The Impact of Schooling on Bilingual Children’s Language Development
Silvina Montrul, PhD
Professor
Department of Linguistics
University of Illinois at Urbana-Champaign
Wednesday, April 6, 9:30-10:30
RSVP
ABSTRACT
Strong language skills are foundational for the development of literacy. How does grammatical development relate to literacy development in elementary school age monolingual and bilingual children? According to the literacy enhancement hypothesis (Armstrong & Montrul, 2022) the development of literacy skills and exposure to textual input during the school-age period leads to more robust linguistic representations of morphosyntactic structures that improve psycholinguistic processing mechanisms such as working memory, input monitoring and cue reliance. I present preliminary results of current studies designed to test this hypothesis. We developed measures to assess production and comprehension of late-developing grammatical structures that are acquired and mastered through increased exposure to written language at school. I will discuss how variation found in spoken language with early acquired morphosyntactic aspects of Spanish (gender agreement, clitic pronouns, direct object marking) affects the comprehension and production of complex syntax (verbal passive structures and relative clauses) in bilingual children who receive academic support in Spanish at school and those who do not. Our preliminary findings suggest that print exposure in the heritage language contributes to strengthen and maintain early acquired linguistic structures that form the basis for the development of more complex syntax in Spanish. Our results will inform effective assessment, instruction, and intervention strategies to promote robust language and literacy skills and academic success in the Hispanic population.

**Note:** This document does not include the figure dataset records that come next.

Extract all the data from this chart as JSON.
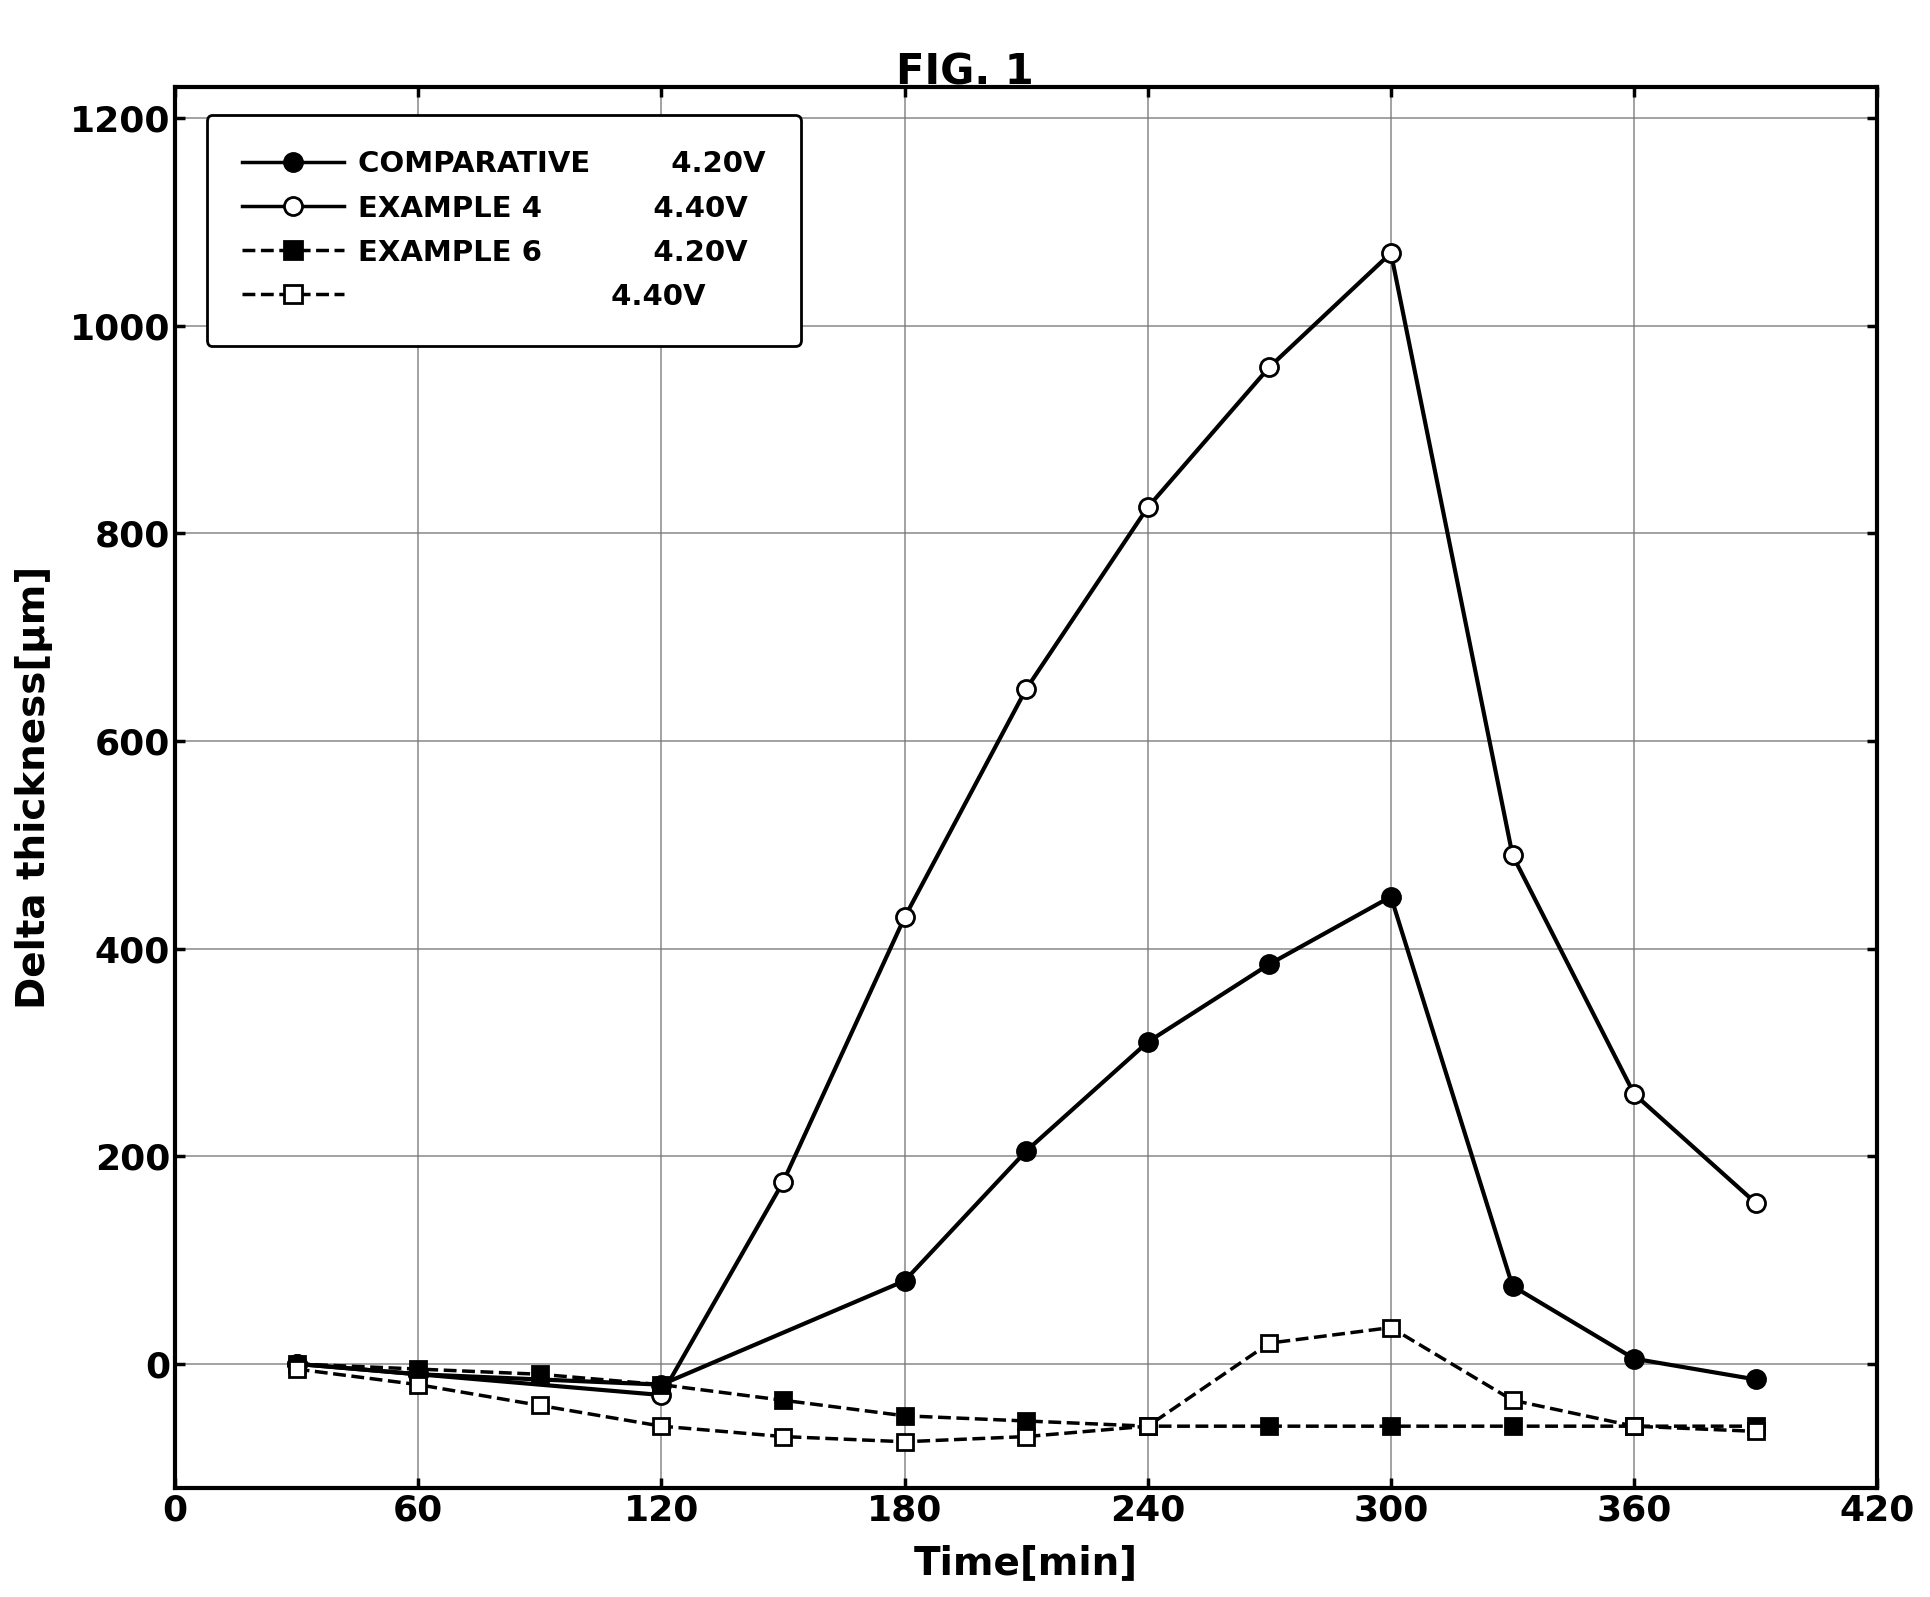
{
  "title": "FIG. 1",
  "xlabel": "Time[min]",
  "ylabel": "Delta thickness[μm]",
  "xlim": [
    0,
    420
  ],
  "ylim": [
    -120,
    1230
  ],
  "xticks": [
    0,
    60,
    120,
    180,
    240,
    300,
    360,
    420
  ],
  "yticks": [
    0,
    200,
    400,
    600,
    800,
    1000,
    1200
  ],
  "series": [
    {
      "name": "comp_420",
      "x": [
        30,
        60,
        120,
        180,
        210,
        240,
        270,
        300,
        330,
        360,
        390
      ],
      "y": [
        0,
        -10,
        -20,
        80,
        205,
        310,
        385,
        450,
        75,
        5,
        -15
      ],
      "color": "#000000",
      "linestyle": "-",
      "marker": "o",
      "markerfacecolor": "#000000",
      "linewidth": 3.0,
      "markersize": 13,
      "markeredgewidth": 2.0
    },
    {
      "name": "comp_440",
      "x": [
        30,
        60,
        120,
        150,
        180,
        210,
        240,
        270,
        300,
        330,
        360,
        390
      ],
      "y": [
        0,
        -10,
        -30,
        175,
        430,
        650,
        825,
        960,
        1070,
        490,
        260,
        155
      ],
      "color": "#000000",
      "linestyle": "-",
      "marker": "o",
      "markerfacecolor": "#ffffff",
      "linewidth": 3.0,
      "markersize": 13,
      "markeredgewidth": 2.0
    },
    {
      "name": "ex6_420",
      "x": [
        30,
        60,
        90,
        120,
        150,
        180,
        210,
        240,
        270,
        300,
        330,
        360,
        390
      ],
      "y": [
        0,
        -5,
        -10,
        -20,
        -35,
        -50,
        -55,
        -60,
        -60,
        -60,
        -60,
        -60,
        -60
      ],
      "color": "#000000",
      "linestyle": "--",
      "marker": "s",
      "markerfacecolor": "#000000",
      "linewidth": 2.5,
      "markersize": 11,
      "markeredgewidth": 2.0
    },
    {
      "name": "ex6_440",
      "x": [
        30,
        60,
        90,
        120,
        150,
        180,
        210,
        240,
        270,
        300,
        330,
        360,
        390
      ],
      "y": [
        -5,
        -20,
        -40,
        -60,
        -70,
        -75,
        -70,
        -60,
        20,
        35,
        -35,
        -60,
        -65
      ],
      "color": "#000000",
      "linestyle": "--",
      "marker": "s",
      "markerfacecolor": "#ffffff",
      "linewidth": 2.5,
      "markersize": 11,
      "markeredgewidth": 2.0
    }
  ],
  "legend_entries": [
    {
      "label": "COMPARATIVE",
      "sub": "EXAMPLE 4",
      "voltage": "4.20V",
      "marker": "o",
      "filled": true,
      "dashed": false
    },
    {
      "label": "",
      "sub": "",
      "voltage": "4.40V",
      "marker": "o",
      "filled": false,
      "dashed": false
    },
    {
      "label": "EXAMPLE 6",
      "sub": "",
      "voltage": "4.20V",
      "marker": "s",
      "filled": true,
      "dashed": true
    },
    {
      "label": "",
      "sub": "",
      "voltage": "4.40V",
      "marker": "s",
      "filled": false,
      "dashed": true
    }
  ],
  "background_color": "#ffffff"
}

Disorder within Dialects: Changing the Narrative about Developmental Language Disorder with Evidence
Janna B. Oetting, PhD, CCC-SLP
Professor
Department of Communication Sciences and Disorders
Louisiana State University
Wednesday, April 6, 13:00-14:00
RSVP
ABSTRACT
Historically, speech-language pathologists and other language professionals have been encouraged to exclude grammar structures that vary across dialects when assessing and treating children who speak nonmainstream dialects of English. This recommendation is grounded in the dialect vs. disorder framework advocated by the American Speech-Language-Hearing Association’s (1983) position statement. Unfortunately, this framework leads to disparities in the services provided to children. Children who speak a mainstream dialect of English receive services for their entire linguistic system, whereas children who speak a nonmainstream dialect do not. Our approach is different. Using an innovative Disorder within Dialects framework, we study the grammar profile of Developmental Language Disorder (DLD) in children who speak various nonmainstream dialects of English, and our work focuses on the very grammar structures that others exclude. In this plenary talk, I will highlight findings from a series of studies supported by the Disorder within Dialect framework and describe and share dialect-informed stimuli and a strategic scoring approach that can be applied to various grammar structures. The southern American dialects represented in the studies include urban and rural varieties of African American English (AAE), rural Southern White English (SWE), Cajun English (CE), and Gullah-Geechee-influenced AAE. Using data from language samples and three experimental tasks (i.e., a sentence recall task, elicitation probes, and a grammaticality judgment task), I will also present findings to show the DLD English profile to include tense and agreement deficits even though expressions of these structures vary across dialects.